About Claude prompt caching

Anthropic Claude's prompt caching feature lets you trade a small upfront premium for a massive discount on repeated content. It's the single biggest cost lever available for production Claude apps — typical savings range from 50% to 90% of input cost.

The mechanics

Cache write (first call) — 1.25× the base input rate for a 5-minute TTL, 2.00× for a 1-hour TTL. You pay this premium once per cache breakpoint.
Cache read (subsequent calls) — 0.10× the base input rate. A 90% discount on cached tokens.
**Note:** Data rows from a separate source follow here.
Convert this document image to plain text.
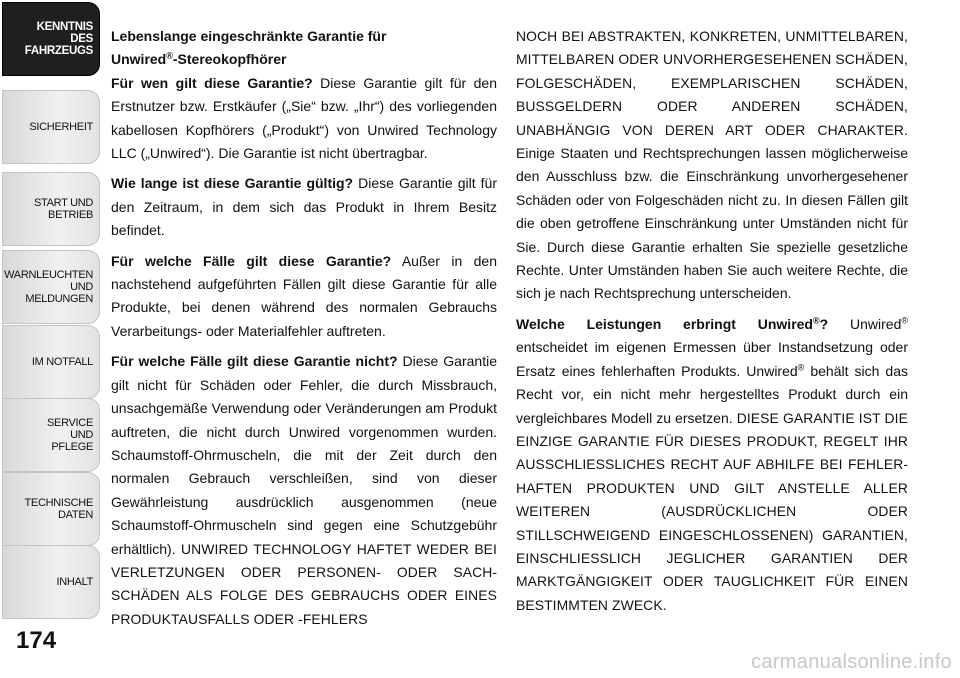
KENNTNIS
DES
FAHRZEUGS
SICHERHEIT
START UND
BETRIEB
WARNLEUCHTEN
UND
MELDUNGEN
IM NOTFALL
SERVICE
UND
PFLEGE
TECHNISCHE
DATEN
INHALT
174

Lebenslange eingeschränkte Garantie für
Unwired®-Stereokopfhörer

Für wen gilt diese Garantie? Diese Garantie gilt für den Erstnutzer bzw. Erstkäufer („Sie“ bzw. „Ihr“) des vorliegenden kabellosen Kopfhörers („Produkt“) von Unwired Technology LLC („Unwired“). Die Garantie ist nicht übertragbar.

Wie lange ist diese Garantie gültig? Diese Garantie gilt für den Zeitraum, in dem sich das Produkt in Ihrem Besitz befindet.

Für welche Fälle gilt diese Garantie? Außer in den nachstehend aufgeführten Fällen gilt diese Garantie für alle Produkte, bei denen während des normalen Gebrauchs Verarbeitungs- oder Materialfehler auftreten.

Für welche Fälle gilt diese Garantie nicht? Diese Garantie gilt nicht für Schäden oder Fehler, die durch Missbrauch, unsachgemäße Verwendung oder Veränderungen am Produkt auftreten, die nicht durch Unwired vorgenommen wurden. Schaumstoff-Ohrmuscheln, die mit der Zeit durch den normalen Gebrauch verschleißen, sind von dieser Gewährleistung ausdrücklich ausgenommen (neue Schaumstoff-Ohrmuscheln sind gegen eine Schutzgebühr erhältlich). UNWIRED TECHNOLOGY HAFTET WEDER BEI VERLETZUNGEN ODER PERSONEN- ODER SACHSCHÄDEN ALS FOLGE DES GEBRAUCHS ODER EINES PRODUKTAUSFALLS ODER -FEHLERS

NOCH BEI ABSTRAKTEN, KONKRETEN, UNMITTELBAREN, MITTELBAREN ODER UNVORHERGESEHENEN SCHÄDEN, FOLGESCHÄDEN, EXEMPLARISCHEN SCHÄDEN, BUSSGELDERN ODER ANDEREN SCHÄDEN, UNABHÄNGIG VON DEREN ART ODER CHARAKTER. Einige Staaten und Rechtsprechungen lassen möglicherweise den Ausschluss bzw. die Einschränkung unvorhergesehener Schäden oder von Folgeschäden nicht zu. In diesen Fällen gilt die oben getroffene Einschränkung unter Umständen nicht für Sie. Durch diese Garantie erhalten Sie spezielle gesetzliche Rechte. Unter Umständen haben Sie auch weitere Rechte, die sich je nach Rechtsprechung unterscheiden.

Welche Leistungen erbringt Unwired®? Unwired® entscheidet im eigenen Ermessen über Instandsetzung oder Ersatz eines fehlerhaften Produkts. Unwired® behält sich das Recht vor, ein nicht mehr hergestelltes Produkt durch ein vergleichbares Modell zu ersetzen. DIESE GARANTIE IST DIE EINZIGE GARANTIE FÜR DIESES PRODUKT, REGELT IHR AUSSCHLIESSLICHES RECHT AUF ABHILFE BEI FEHLERHAFTEN PRODUKTEN UND GILT ANSTELLE ALLER WEITEREN (AUSDRÜCKLICHEN ODER STILLSCHWEIGEND EINGESCHLOSSENEN) GARANTIEN, EINSCHLIESSLICH JEGLICHER GARANTIEN DER MARKTGÄNGIGKEIT ODER TAUGLICHKEIT FÜR EINEN BESTIMMTEN ZWECK.

carmanualsonline.info
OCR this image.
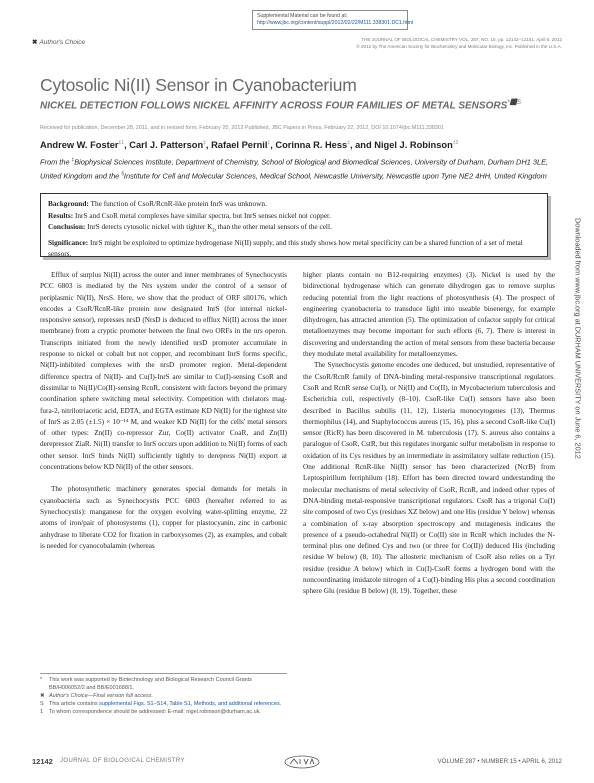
Supplemental Material can be found at:
http://www.jbc.org/content/suppl/2012/02/22/M111.338301.DC1.html
✖ Author's Choice	THE JOURNAL OF BIOLOGICAL CHEMISTRY VOL. 287, NO. 15, pp. 12142–12151, April 6, 2012
© 2012 by The American Society for Biochemistry and Molecular Biology, Inc. Published in the U.S.A.
Cytosolic Ni(II) Sensor in Cyanobacterium
NICKEL DETECTION FOLLOWS NICKEL AFFINITY ACROSS FOUR FAMILIES OF METAL $SENSORS^{*⬛S}$
Received for publication, December 28, 2011, and in revised form, February 20, 2012 Published, JBC Papers in Press, February 22, 2012, DOI 10.1074/jbc.M111.338301
Andrew W. Foster$^{\ddagger 1}$, Carl J. Patterson‡, Rafael Pernil‡, Corinna R. Hess‡, and Nigel J. Robinson$^{\ddagger 2}$
From the ‡Biophysical Sciences Institute, Department of Chemistry, School of Biological and Biomedical Sciences, University of Durham, Durham DH1 3LE, United Kingdom and the §Institute for Cell and Molecular Sciences, Medical School, Newcastle University, Newcastle upon Tyne NE2 4HH, United Kingdom
Background: The function of CsoR/RcnR-like protein InrS was unknown.
Results: InrS and CsoR metal complexes have similar spectra, but InrS senses nickel not copper.
Conclusion: InrS detects cytosolic nickel with tighter $K_D$ than the other metal sensors of the cell.
Significance: InrS might be exploited to optimize hydrogenase Ni(II) supply, and this study shows how metal specificity can be a shared function of a set of metal sensors.

Efflux of surplus Ni(II) across the outer and inner membranes of Synechocystis PCC 6803 is mediated by the Nrs system under the control of a sensor of periplasmic Ni(II), NrsS. Here, we show that the product of ORF sll0176, which encodes a CsoR/RcnR-like protein now designated InrS (for internal nickel-responsive sensor), represses nrsD (NrsD is deduced to efflux Ni(II) across the inner membrane) from a cryptic promoter between the final two ORFs in the nrs operon. Transcripts initiated from the newly identified nrsD promoter accumulate in response to nickel or cobalt but not copper, and recombinant InrS forms specific, Ni(II)-inhibited complexes with the nrsD promoter region. Metal-dependent difference spectra of Ni(II)- and Cu(I)-InrS are similar to Cu(I)-sensing CsoR and dissimilar to Ni(II)/Co(II)-sensing RcnR, consistent with factors beyond the primary coordination sphere switching metal selectivity. Competition with chelators mag-fura-2, nitrilotriacetic acid, EDTA, and EGTA estimate KD Ni(II) for the tightest site of InrS as 2.05 (±1.5) × 10⁻¹⁴ M, and weaker KD Ni(II) for the cells' metal sensors of other types: Zn(II) co-repressor Zur, Co(II) activator CoaR, and Zn(II) derepressor ZiaR. Ni(II) transfer to InrS occurs upon addition to Ni(II) forms of each other sensor. InrS binds Ni(II) sufficiently tightly to derepress Ni(II) export at concentrations below KD Ni(II) of the other sensors.

The photosynthetic machinery generates special demands for metals in cyanobacteria such as Synechocystis PCC 6803 (hereafter referred to as Synechocystis): manganese for the oxygen evolving water-splitting enzyme, 22 atoms of iron/pair of photosystems (1), copper for plastocyanin, zinc in carbonic anhydrase to liberate CO2 for fixation in carboxysomes (2), as examples, and cobalt is needed for cyanocobalamin (whereas

higher plants contain no B12-requiring enzymes) (3). Nickel is used by the bidirectional hydrogenase which can generate dihydrogen gas to remove surplus reducing potential from the light reactions of photosynthesis (4). The prospect of engineering cyanobacteria to transduce light into useable bioenergy, for example dihydrogen, has attracted attention (5). The optimization of cofactor supply for critical metalloenzymes may become important for such efforts (6, 7). There is interest in discovering and understanding the action of metal sensors from these bacteria because they modulate metal availability for metalloenzymes.

The Synechocystis genome encodes one deduced, but unstudied, representative of the CsoR/RcnR family of DNA-binding metal-responsive transcriptional regulators. CsoR and RcnR sense Cu(I), or Ni(II) and Co(II), in Mycobacterium tuberculosis and Escherichia coli, respectively (8–10). CsoR-like Cu(I) sensors have also been described in Bacillus subtilis (11, 12), Listeria monocytogenes (13), Thermus thermophilus (14), and Staphylococcus aureus (15, 16), plus a second CsoR-like Cu(I) sensor (RicR) has been discovered in M. tuberculosis (17). S. aureus also contains a paralogue of CsoR, CstR, but this regulates inorganic sulfur metabolism in response to oxidation of its Cys residues by an intermediate in assimilatory sulfate reduction (15). One additional RcnR-like Ni(II) sensor has been characterized (NcrB) from Leptospirillum ferriphilum (18). Effort has been directed toward understanding the molecular mechanisms of metal selectivity of CsoR, RcnR, and indeed other types of DNA-binding metal-responsive transcriptional regulators. CsoR has a trigonal Cu(I) site composed of two Cys (residues XZ below) and one His (residue Y below) whereas a combination of x-ray absorption spectroscopy and mutagenesis indicates the presence of a pseudo-octahedral Ni(II) or Co(II) site in RcnR which includes the N-terminal plus one defined Cys and two (or three for Co(II)) deduced His (including residue W below) (8, 10). The allosteric mechanism of CsoR also relies on a Tyr residue (residue A below) which in Cu(I)-CsoR forms a hydrogen bond with the noncoordinating imidazole nitrogen of a Cu(I)-binding His plus a second coordination sphere Glu (residue B below) (8, 19). Together, these

*	This work was supported by Biotechnology and Biological Research Council Grants BB/H006052/2 and BB/E001688/1.
✖ Author's Choice—Final version full access.
S This article contains supplemental Figs. S1–S14, Table S1, Methods, and additional references.
1	To whom correspondence should be addressed: E-mail: nigel.robinson@durham.ac.uk.
Downloaded from www.jbc.org at DURHAM UNIVERSITY on June 6, 2012
12142 JOURNAL OF BIOLOGICAL CHEMISTRY	VOLUME 287 • NUMBER 15 • APRIL 6, 2012
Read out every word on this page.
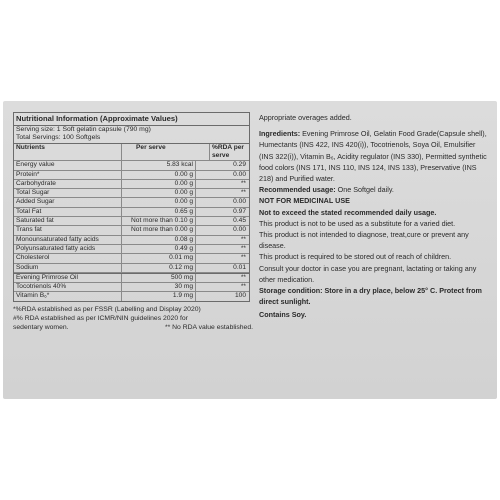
Nutritional Information (Approximate Values)
Serving size: 1 Soft gelatin capsule (790 mg)
Total Servings: 100 Softgels
Nutrients	Per serve	%RDA per serve
Energy value	5.83 kcal	0.29
Protein*	0.00 g	0.00
Carbohydrate	0.00 g	**
Total Sugar	0.00 g	**
Added Sugar	0.00 g	0.00
Total Fat	0.65 g	0.97
Saturated fat	Not more than 0.10 g	0.45
Trans fat	Not more than 0.00 g	0.00
Monounsaturated fatty acids	0.08 g	**
Polyunsaturated fatty acids	0.49 g	**
Cholesterol	0.01 mg	**
Sodium	0.12 mg	0.01
Evening Primrose Oil	500 mg	**
Tocotrienols 40%	30 mg	**
Vitamin B₆*	1.9 mg	100
*%RDA established as per FSSR (Labelling and Display 2020)
#% RDA established as per ICMR/NIN guidelines 2020 for
sedentary women.	** No RDA value established.

Appropriate overages added.

Ingredients: Evening Primrose Oil, Gelatin Food Grade(Capsule shell), Humectants (INS 422, INS 420(i)), Tocotrienols, Soya Oil, Emulsifier (INS 322(i)), Vitamin B₆, Acidity regulator (INS 330), Permitted synthetic food colors (INS 171, INS 110, INS 124, INS 133), Preservative (INS 218) and Purified water.

Recommended usage: One Softgel daily.

NOT FOR MEDICINAL USE

Not to exceed the stated recommended daily usage.

This product is not to be used as a substitute for a varied diet.

This product is not intended to diagnose, treat,cure or prevent any disease.

This product is required to be stored out of reach of children.

Consult your doctor in case you are pregnant, lactating or taking any other medication.

Storage condition: Store in a dry place, below 25° C. Protect from direct sunlight.

Contains Soy.
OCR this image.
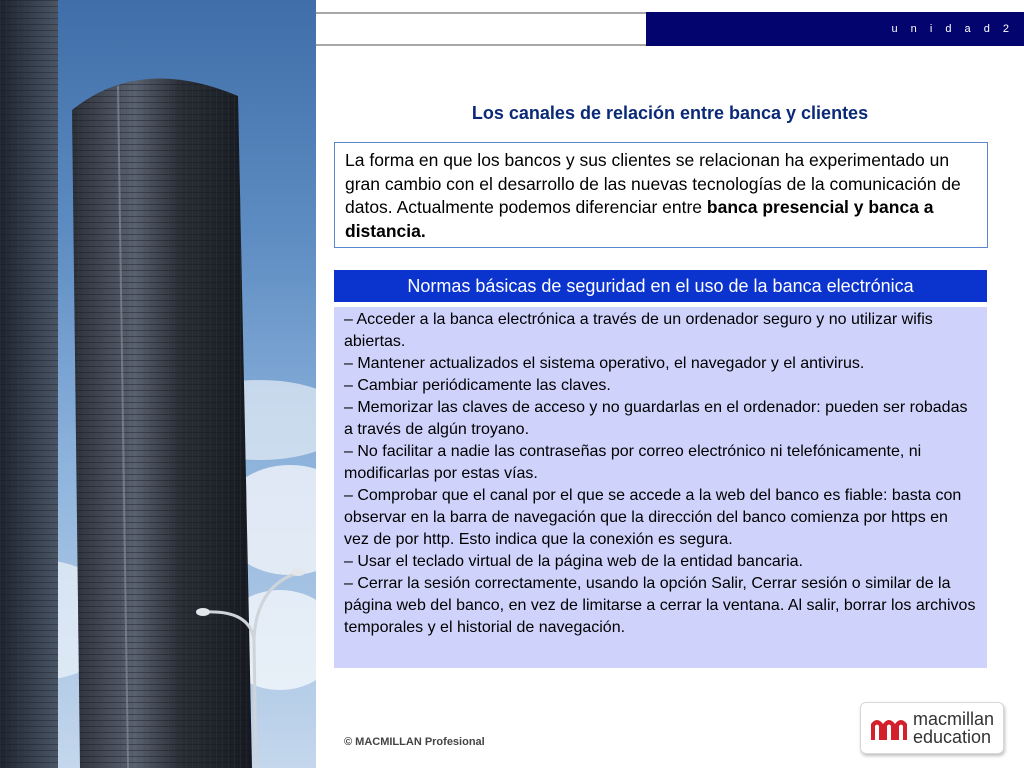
u n i d a d 2
Los canales de relación entre banca y clientes
La forma en que los bancos y sus clientes se relacionan ha experimentado un gran cambio con el desarrollo de las nuevas tecnologías de la comunicación de datos. Actualmente podemos diferenciar entre banca presencial y banca a distancia.
Normas básicas de seguridad en el uso de la banca electrónica

– Acceder a la banca electrónica a través de un ordenador seguro y no utilizar wifis abiertas.

– Mantener actualizados el sistema operativo, el navegador y el antivirus.

– Cambiar periódicamente las claves.

– Memorizar las claves de acceso y no guardarlas en el ordenador: pueden ser robadas a través de algún troyano.

– No facilitar a nadie las contraseñas por correo electrónico ni telefónicamente, ni modificarlas por estas vías.

– Comprobar que el canal por el que se accede a la web del banco es fiable: basta con observar en la barra de navegación que la dirección del banco comienza por https en vez de por http. Esto indica que la conexión es segura.

– Usar el teclado virtual de la página web de la entidad bancaria.

– Cerrar la sesión correctamente, usando la opción Salir, Cerrar sesión o similar de la página web del banco, en vez de limitarse a cerrar la ventana. Al salir, borrar los archivos temporales y el historial de navegación.

© MACMILLAN Profesional
macmillan
education
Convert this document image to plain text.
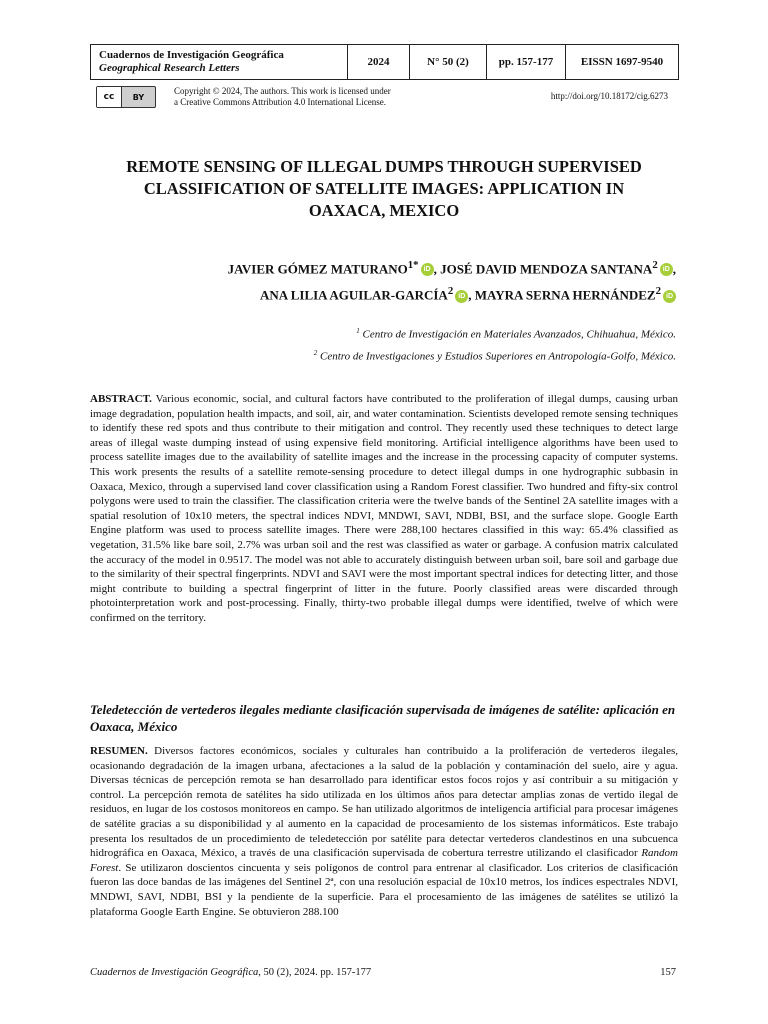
Cuadernos de Investigación Geográfica
Geographical Research Letters	2024	N° 50 (2)	pp. 157-177	EISSN 1697-9540
cc	BY
Copyright © 2024, The authors. This work is licensed under
a Creative Commons Attribution 4.0 International License.
http://doi.org/10.18172/cig.6273
REMOTE SENSING OF ILLEGAL DUMPS THROUGH SUPERVISED
CLASSIFICATION OF SATELLITE IMAGES: APPLICATION IN
OAXACA, MEXICO
JAVIER GÓMEZ $MATURANO^{1*}$ iD , JOSÉ DAVID MENDOZA SANTANA$^2$ iD ,
ANA LILIA AGUILAR-GARCÍA$^2$ iD , MAYRA SERNA HERNÁNDEZ$^2$ iD
$^1$ Centro de Investigación en Materiales Avanzados, Chihuahua, México.
$^2$ Centro de Investigaciones y Estudios Superiores en Antropología-Golfo, México.

ABSTRACT. Various economic, social, and cultural factors have contributed to the proliferation of illegal dumps, causing urban image degradation, population health impacts, and soil, air, and water contamination. Scientists developed remote sensing techniques to identify these red spots and thus contribute to their mitigation and control. They recently used these techniques to detect large areas of illegal waste dumping instead of using expensive field monitoring. Artificial intelligence algorithms have been used to process satellite images due to the availability of satellite images and the increase in the processing capacity of computer systems. This work presents the results of a satellite remote-sensing procedure to detect illegal dumps in one hydrographic subbasin in Oaxaca, Mexico, through a supervised land cover classification using a Random Forest classifier. Two hundred and fifty-six control polygons were used to train the classifier. The classification criteria were the twelve bands of the Sentinel 2A satellite images with a spatial resolution of 10x10 meters, the spectral indices NDVI, MNDWI, SAVI, NDBI, BSI, and the surface slope. Google Earth Engine platform was used to process satellite images. There were 288,100 hectares classified in this way: 65.4% classified as vegetation, 31.5% like bare soil, 2.7% was urban soil and the rest was classified as water or garbage. A confusion matrix calculated the accuracy of the model in 0.9517. The model was not able to accurately distinguish between urban soil, bare soil and garbage due to the similarity of their spectral fingerprints. NDVI and SAVI were the most important spectral indices for detecting litter, and those might contribute to building a spectral fingerprint of litter in the future. Poorly classified areas were discarded through photointerpretation work and post-processing. Finally, thirty-two probable illegal dumps were identified, twelve of which were confirmed on the territory.

Teledetección de vertederos ilegales mediante clasificación supervisada de imágenes de satélite: aplicación en Oaxaca, México

RESUMEN. Diversos factores económicos, sociales y culturales han contribuido a la proliferación de vertederos ilegales, ocasionando degradación de la imagen urbana, afectaciones a la salud de la población y contaminación del suelo, aire y agua. Diversas técnicas de percepción remota se han desarrollado para identificar estos focos rojos y así contribuir a su mitigación y control. La percepción remota de satélites ha sido utilizada en los últimos años para detectar amplias zonas de vertido ilegal de residuos, en lugar de los costosos monitoreos en campo. Se han utilizado algoritmos de inteligencia artificial para procesar imágenes de satélite gracias a su disponibilidad y al aumento en la capacidad de procesamiento de los sistemas informáticos. Este trabajo presenta los resultados de un procedimiento de teledetección por satélite para detectar vertederos clandestinos en una subcuenca hidrográfica en Oaxaca, México, a través de una clasificación supervisada de cobertura terrestre utilizando el clasificador Random Forest. Se utilizaron doscientos cincuenta y seis polígonos de control para entrenar al clasificador. Los criterios de clasificación fueron las doce bandas de las imágenes del Sentinel 2ª, con una resolución espacial de 10x10 metros, los índices espectrales NDVI, MNDWI, SAVI, NDBI, BSI y la pendiente de la superficie. Para el procesamiento de las imágenes de satélites se utilizó la plataforma Google Earth Engine. Se obtuvieron 288.100

Cuadernos de Investigación Geográfica, 50 (2), 2024. pp. 157-177	157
This is the win.
Fresh tokens — anything not cached (your variable user message, RAG results that change per query) bills at the normal input rate.
Output tokens — never cached. Always full output rate.

Break-even math

For a 5-minute cache to pay off, you need at least 2 reads in 5 minutes. For 1-hour cache, you need ~12 reads. Below break-even, caching costs more than no caching. Above it, the savings compound fast.

Pricing per model (2026)

Claude Opus 4.7 — $15.00 base input. Cache write 5m: $18.75. Write 1h: $30.00. Read: $1.50.
Claude Sonnet 4.6 — $3.00 base input. Cache write 5m: $3.75. Write 1h: $6.00. Read: $0.30.
Claude Haiku 4.5 — $0.80 base input. Cache write 5m: $1.00. Write 1h: $1.60. Read: $0.08.

Output rates are unchanged: Opus $75 / Sonnet $15 / Haiku $4 per million.